Um mapeamento de NAT Server que simplesmente não funciona é uma das falhas mais desorientadoras em um roteador Huawei AR, precisamente porque as três primeiras coisas que qualquer um verifica — display firewall server-map nat-server, display ip routing-table, display arp — voltam todas limpas. Se você já configurou o NAT Server corretamente (veja nosso guia de configuração do Easy IP para a configuração em si), a falha não está na definição do mapeamento; está em algum lugar do caminho de encaminhamento abaixo dela, e a forma mais rápida de chegar lá é uma verificação da tabela de sessões seguida de um contador de descarte de pacotes do plano de encaminhamento, não outra olhada na configuração de NAT.

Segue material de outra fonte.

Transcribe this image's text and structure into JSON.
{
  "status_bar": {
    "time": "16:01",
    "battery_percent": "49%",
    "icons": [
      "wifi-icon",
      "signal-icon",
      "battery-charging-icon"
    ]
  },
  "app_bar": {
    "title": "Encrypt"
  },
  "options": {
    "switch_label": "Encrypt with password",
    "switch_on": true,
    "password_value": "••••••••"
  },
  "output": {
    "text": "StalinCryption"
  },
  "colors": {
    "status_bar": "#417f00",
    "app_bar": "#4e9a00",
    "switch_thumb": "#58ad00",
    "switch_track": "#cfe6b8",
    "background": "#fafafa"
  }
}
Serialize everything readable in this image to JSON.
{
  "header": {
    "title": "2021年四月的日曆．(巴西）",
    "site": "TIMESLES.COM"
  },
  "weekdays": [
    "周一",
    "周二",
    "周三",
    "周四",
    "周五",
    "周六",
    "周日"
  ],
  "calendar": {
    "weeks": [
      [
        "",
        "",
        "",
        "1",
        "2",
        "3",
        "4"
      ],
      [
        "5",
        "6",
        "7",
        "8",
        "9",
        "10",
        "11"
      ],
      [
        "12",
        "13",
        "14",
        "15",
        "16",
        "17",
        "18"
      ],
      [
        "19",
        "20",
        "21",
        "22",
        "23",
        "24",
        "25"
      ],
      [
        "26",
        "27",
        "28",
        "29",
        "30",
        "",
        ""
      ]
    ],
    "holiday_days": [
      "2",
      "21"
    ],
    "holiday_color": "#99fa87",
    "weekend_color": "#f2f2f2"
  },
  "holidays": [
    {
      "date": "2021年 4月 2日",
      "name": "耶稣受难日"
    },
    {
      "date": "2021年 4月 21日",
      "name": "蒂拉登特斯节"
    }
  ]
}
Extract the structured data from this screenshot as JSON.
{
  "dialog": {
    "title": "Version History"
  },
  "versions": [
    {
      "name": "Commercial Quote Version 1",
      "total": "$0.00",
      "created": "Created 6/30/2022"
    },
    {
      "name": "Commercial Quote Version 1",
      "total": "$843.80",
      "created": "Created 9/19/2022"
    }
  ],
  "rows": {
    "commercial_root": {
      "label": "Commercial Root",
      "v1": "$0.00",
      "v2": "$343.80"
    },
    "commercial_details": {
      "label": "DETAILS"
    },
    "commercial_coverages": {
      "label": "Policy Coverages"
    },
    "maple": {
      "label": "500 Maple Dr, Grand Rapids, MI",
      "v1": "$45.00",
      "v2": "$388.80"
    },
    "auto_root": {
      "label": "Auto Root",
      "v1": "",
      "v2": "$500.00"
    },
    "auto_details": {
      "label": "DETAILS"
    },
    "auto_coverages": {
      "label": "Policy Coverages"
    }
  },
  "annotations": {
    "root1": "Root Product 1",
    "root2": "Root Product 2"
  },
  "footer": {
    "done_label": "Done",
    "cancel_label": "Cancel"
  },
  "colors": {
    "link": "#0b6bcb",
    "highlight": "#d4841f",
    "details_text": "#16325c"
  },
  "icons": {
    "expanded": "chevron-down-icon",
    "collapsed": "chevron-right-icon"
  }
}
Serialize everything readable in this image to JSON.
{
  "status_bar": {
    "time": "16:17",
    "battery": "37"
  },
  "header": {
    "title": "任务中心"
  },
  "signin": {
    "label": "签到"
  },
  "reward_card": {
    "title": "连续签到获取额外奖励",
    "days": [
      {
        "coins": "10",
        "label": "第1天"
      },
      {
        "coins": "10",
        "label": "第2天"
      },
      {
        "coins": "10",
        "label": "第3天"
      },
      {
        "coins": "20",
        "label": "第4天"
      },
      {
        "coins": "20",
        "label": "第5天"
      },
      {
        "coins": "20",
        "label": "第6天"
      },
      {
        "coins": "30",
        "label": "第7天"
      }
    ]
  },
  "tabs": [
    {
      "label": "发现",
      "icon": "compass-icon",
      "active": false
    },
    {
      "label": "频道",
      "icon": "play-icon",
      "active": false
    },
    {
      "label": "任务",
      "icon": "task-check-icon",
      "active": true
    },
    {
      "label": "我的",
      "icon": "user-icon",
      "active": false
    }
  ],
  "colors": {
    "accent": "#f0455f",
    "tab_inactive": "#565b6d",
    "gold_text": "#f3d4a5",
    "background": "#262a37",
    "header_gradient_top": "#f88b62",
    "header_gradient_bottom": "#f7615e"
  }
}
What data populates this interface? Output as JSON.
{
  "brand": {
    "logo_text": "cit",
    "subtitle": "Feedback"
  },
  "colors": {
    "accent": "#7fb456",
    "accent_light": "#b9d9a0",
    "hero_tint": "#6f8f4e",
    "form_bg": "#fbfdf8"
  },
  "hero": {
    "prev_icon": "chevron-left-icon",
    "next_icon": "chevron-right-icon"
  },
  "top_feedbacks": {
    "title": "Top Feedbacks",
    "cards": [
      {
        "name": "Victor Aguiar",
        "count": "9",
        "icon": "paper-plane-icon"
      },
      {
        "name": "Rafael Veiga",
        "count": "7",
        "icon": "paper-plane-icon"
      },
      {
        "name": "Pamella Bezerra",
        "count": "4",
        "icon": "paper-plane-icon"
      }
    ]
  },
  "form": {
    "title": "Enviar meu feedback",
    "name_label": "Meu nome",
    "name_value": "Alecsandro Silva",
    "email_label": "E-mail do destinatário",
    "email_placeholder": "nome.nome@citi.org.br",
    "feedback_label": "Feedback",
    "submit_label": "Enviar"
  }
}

A seguir está essa cadeia de diagnóstico em ordem, as causas raiz que ela realmente revela, e respostas de perguntas frequentes de casos de campo sobre os comportamentos do NAT Server que continuam causando confusão.
Quatro verificações parecem completamente normais nesta falha, uma de cada vez, antes que o descarte real apareça em um contador do plano de encaminhamento que ninguém pensa em verificar primeiro.
Esta é uma cadeia linear, não uma bifurcação — cada etapa confirma "não está aqui" e o envia para a próxima verificação, ou nomeia a causa real e evita que você reverifique uma configuração que nunca foi o problema.
Os rótulos do diagrama permanecem em inglês para clareza técnica.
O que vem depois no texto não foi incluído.